Прошло совсем немного времени, и в памяти дона Хуана де Тенорио с мистическим озарением всплыла эта сцена в каминном зале королевского замка: зловещие слова о плахе, которую дон Педро предрекал своей матери и канцлеру, и рогатая тень повелителя Кастилии, прочертившая алое пятно на мраморных плитах.
Глава 4
В тот же день сорокалетняя Элеонора де Гусман по приказу короля Педро была арестована в замке Медина-Сидониа. Комендант замка, которого она считала надежным и преданным человеком, не посмел оказать сопротивление королевским альгвасилам (судебным исполнителям).

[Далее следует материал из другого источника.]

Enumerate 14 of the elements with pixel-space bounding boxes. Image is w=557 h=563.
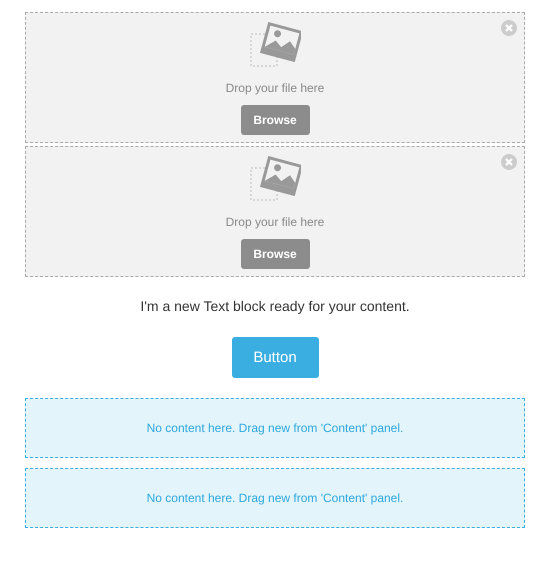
empty-message: No content here. Drag new from 'Content' panel. bbox=[146, 491, 404, 505]
empty-message: No content here. Drag new from 'Content' panel. bbox=[146, 421, 404, 435]
close-icon[interactable] bbox=[501, 154, 517, 170]
content-text: I'm a new Text block ready for your content. bbox=[140, 298, 410, 314]
drop-zone[interactable]: No content here. Drag new from 'Content' panel. bbox=[25, 468, 525, 528]
close-icon[interactable] bbox=[501, 20, 517, 36]
image-placeholder-icon bbox=[249, 156, 301, 202]
image-placeholder-icon bbox=[249, 22, 301, 68]
browse-button[interactable]: Browse bbox=[240, 105, 310, 135]
drop-hint: Drop your file here bbox=[226, 81, 324, 95]
drop-zone[interactable]: No content here. Drag new from 'Content' panel. bbox=[25, 398, 525, 458]
browse-button[interactable]: Browse bbox=[240, 239, 310, 269]
drop-hint: Drop your file here bbox=[226, 215, 324, 229]
content-button[interactable]: Button bbox=[232, 337, 318, 378]
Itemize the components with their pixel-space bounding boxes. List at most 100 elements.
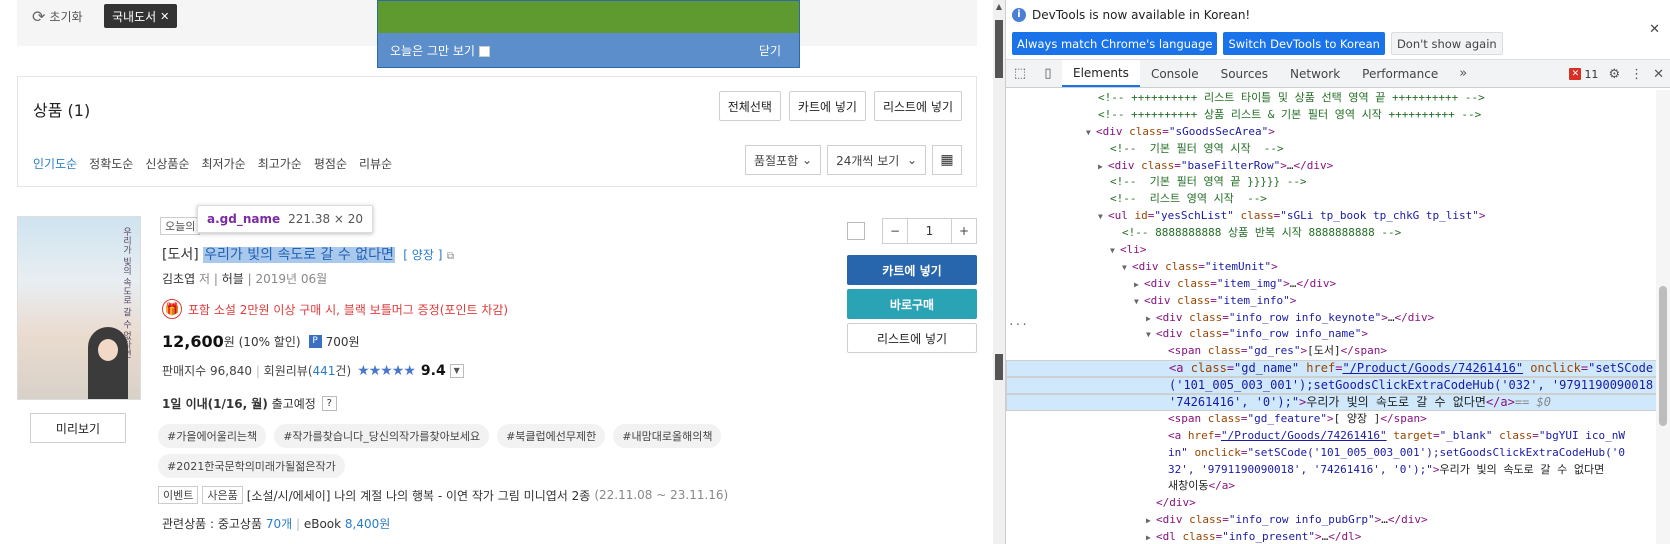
sort-controls: 품절포함 ⌄ 24개씩 보기 ⌄ ▦ — [745, 145, 962, 175]
plus-icon[interactable]: + — [952, 219, 976, 243]
author-link[interactable]: 김초엽 — [162, 272, 195, 286]
new-window-icon[interactable]: ⧉ — [447, 251, 454, 262]
buy-now-button[interactable]: 바로구매 — [847, 289, 977, 319]
add-list-button[interactable]: 리스트에 넣기 — [847, 323, 977, 353]
tree-line[interactable]: ▼ <li> — [1006, 242, 1657, 259]
tree-line[interactable]: ▶ <div class="baseFilterRow">…</div> — [1006, 158, 1657, 175]
soldout-select[interactable]: 품절포함 ⌄ — [745, 145, 822, 175]
tree-line[interactable]: ▼ <div class="item_info"> — [1006, 293, 1657, 310]
book-cover[interactable]: 우리가 빛의 속도로 갈 수 없다면 — [17, 216, 141, 400]
device-toggle-icon[interactable]: ▯ — [1034, 60, 1062, 87]
sort-tab[interactable]: 최고가순 — [258, 155, 302, 172]
gift-row[interactable]: 🎁 포함 소설 2만원 이상 구매 시, 블랙 보틀머그 증정(포인트 차감) — [162, 299, 508, 319]
node-actions-icon[interactable]: ··· — [1008, 318, 1028, 331]
tree-line[interactable]: ▼ <div class="info_row info_name"> — [1006, 326, 1657, 343]
event-text[interactable]: [소설/시/에세이] 나의 계절 나의 행복 - 이연 작가 그림 미니엽서 2… — [247, 487, 591, 504]
tree-line-selected[interactable]: ('101_005_003_001');setGoodsClickExtraCo… — [1006, 377, 1657, 395]
ebook-price-link[interactable]: 8,400원 — [345, 517, 390, 531]
hashtag-chip[interactable]: #내맘대로올해의책 — [613, 424, 722, 448]
hashtag-chip[interactable]: #2021한국문학의미래가될젊은작가 — [158, 454, 345, 478]
tree-line[interactable]: <!-- ++++++++++ 리스트 타이틀 및 상품 선택 영역 끝 +++… — [1006, 90, 1657, 107]
preview-button[interactable]: 미리보기 — [30, 413, 126, 443]
hashtag-chip[interactable]: #가을에어울리는책 — [158, 424, 267, 448]
reset-button[interactable]: ⟳ 초기화 — [32, 5, 83, 27]
tree-line[interactable]: ▶ <div class="info_row info_keynote">…</d… — [1006, 310, 1657, 327]
scroll-up-icon[interactable]: ▲ — [993, 0, 1005, 14]
close-icon[interactable]: ✕ — [1653, 67, 1664, 82]
tree-line[interactable]: <a href="/Product/Goods/74261416" target… — [1006, 428, 1657, 445]
review-label: 회원리뷰( — [263, 364, 313, 378]
tree-line[interactable]: <!-- 기본 필터 영역 끝 }}}}} --> — [1006, 174, 1657, 191]
tree-line[interactable]: ▼ <div class="sGoodsSecArea"> — [1006, 124, 1657, 141]
devtools-tab-sources[interactable]: Sources — [1210, 60, 1279, 87]
book-title-link[interactable]: 우리가 빛의 속도로 갈 수 없다면 — [203, 247, 395, 263]
sort-tab[interactable]: 최저가순 — [202, 155, 246, 172]
publisher-link[interactable]: 허블 — [222, 272, 244, 286]
tree-line[interactable]: ▶ <div class="item_img">…</div> — [1006, 276, 1657, 293]
chevron-down-icon: ⌄ — [798, 153, 813, 167]
more-tabs-icon[interactable]: » — [1449, 60, 1477, 87]
quantity-input[interactable]: 1 — [907, 219, 952, 243]
sort-tab[interactable]: 리뷰순 — [359, 155, 392, 172]
tree-line[interactable]: <span class="gd_res">[도서]</span> — [1006, 343, 1657, 360]
filter-chip[interactable]: 국내도서 ✕ — [104, 4, 178, 28]
tree-line[interactable]: </div> — [1006, 495, 1657, 512]
sort-tab[interactable]: 신상품순 — [145, 155, 189, 172]
hashtag-chip[interactable]: #북클럽에선무제한 — [497, 424, 606, 448]
tree-line[interactable]: ▼ <ul id="yesSchList" class="sGLi tp_book… — [1006, 208, 1657, 225]
event-date: (22.11.08 ~ 23.11.16) — [594, 488, 729, 502]
scroll-thumb-secondary[interactable] — [995, 354, 1003, 380]
tree-line[interactable]: 32', '9791190090018', '74261416', '0');"… — [1006, 462, 1657, 479]
tree-line-selected[interactable]: '74261416', '0');" > 우리가 빛의 속도로 갈 수 없다면 </a… — [1006, 394, 1657, 411]
tree-line[interactable]: ▶ <dl class="info_present">…</dl> — [1006, 529, 1657, 544]
error-badge[interactable]: ✕ 11 — [1569, 68, 1598, 81]
sales-row: 판매지수 96,840 | 회원리뷰(441 건) ★★★★★ 9.4 ▼ — [162, 362, 464, 379]
help-icon[interactable]: ? — [321, 396, 337, 411]
inspect-icon[interactable]: ⬚ — [1006, 60, 1034, 87]
minus-icon[interactable]: − — [883, 219, 907, 243]
dont-show-again-button[interactable]: Don't show again — [1390, 32, 1503, 55]
page-scrollbar[interactable]: ▲ — [993, 0, 1005, 544]
devtools-tab-performance[interactable]: Performance — [1351, 60, 1449, 87]
devtools-scrollbar[interactable] — [1656, 90, 1670, 544]
dont-show-today[interactable]: 오늘은 그만 보기 — [390, 42, 490, 59]
sort-tab[interactable]: 평점순 — [314, 155, 347, 172]
grid-view-icon[interactable]: ▦ — [932, 145, 962, 175]
elements-tree[interactable]: <!-- ++++++++++ 리스트 타이틀 및 상품 선택 영역 끝 +++… — [1006, 90, 1657, 544]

Донью Элеонору перевезли в замок со страшным названием, каркающим, словно вороны на погосте: Кармона – в двадцати верстах от Севильи. Когда донья Элеонора увидела свои «покои», возле которых стояла круглосуточная охрана, она попыталась было возмутиться, но в ответ услышала суровый ответ коменданта Кармоны:
– Его величество король дон Педро повелел обращаться с вами как с особо опасной государственной преступницей.
В то же самое время в Севилье король приказал схватить трех старших бастардов – Энрике, Фадрике и Тельо, находившихся у него в замке в качестве гостей. Дон Педро решил «на всякий случай» подержать сводных братьев под замком – во избежание бунта со стороны той части кастильского рыцарства, которая сочувствовала Элеоноре де Гусман и ее детям.
Однако «черные гвардейцы» короля опоздали: Энрике, совершенно случайно узнавший об аресте своей матери, под покровом ночи бежал из Севильи, надев на лицо кожаную маску. Он в одиночку стал пробираться на север, в Астурию, где находилось его графство Трастамара. Там он надеялся обрести защиту в лице своих преданных вассалов.
Дон Педро, узнав о побеге единокровного брата, пришел в ярость и предал смерти стражников, дежуривших в ту ночь у ворот королевского замка. И отыгрался на Фадрике и Тельо, которых Энрике оставил «на съедение» взбешенному королю. Оба они были отправлены под арест в провинцию Эстрамадура.
Так началась кровная (и кровавая) вражда между королем и бастардами покойного Альфонсо Справедливого.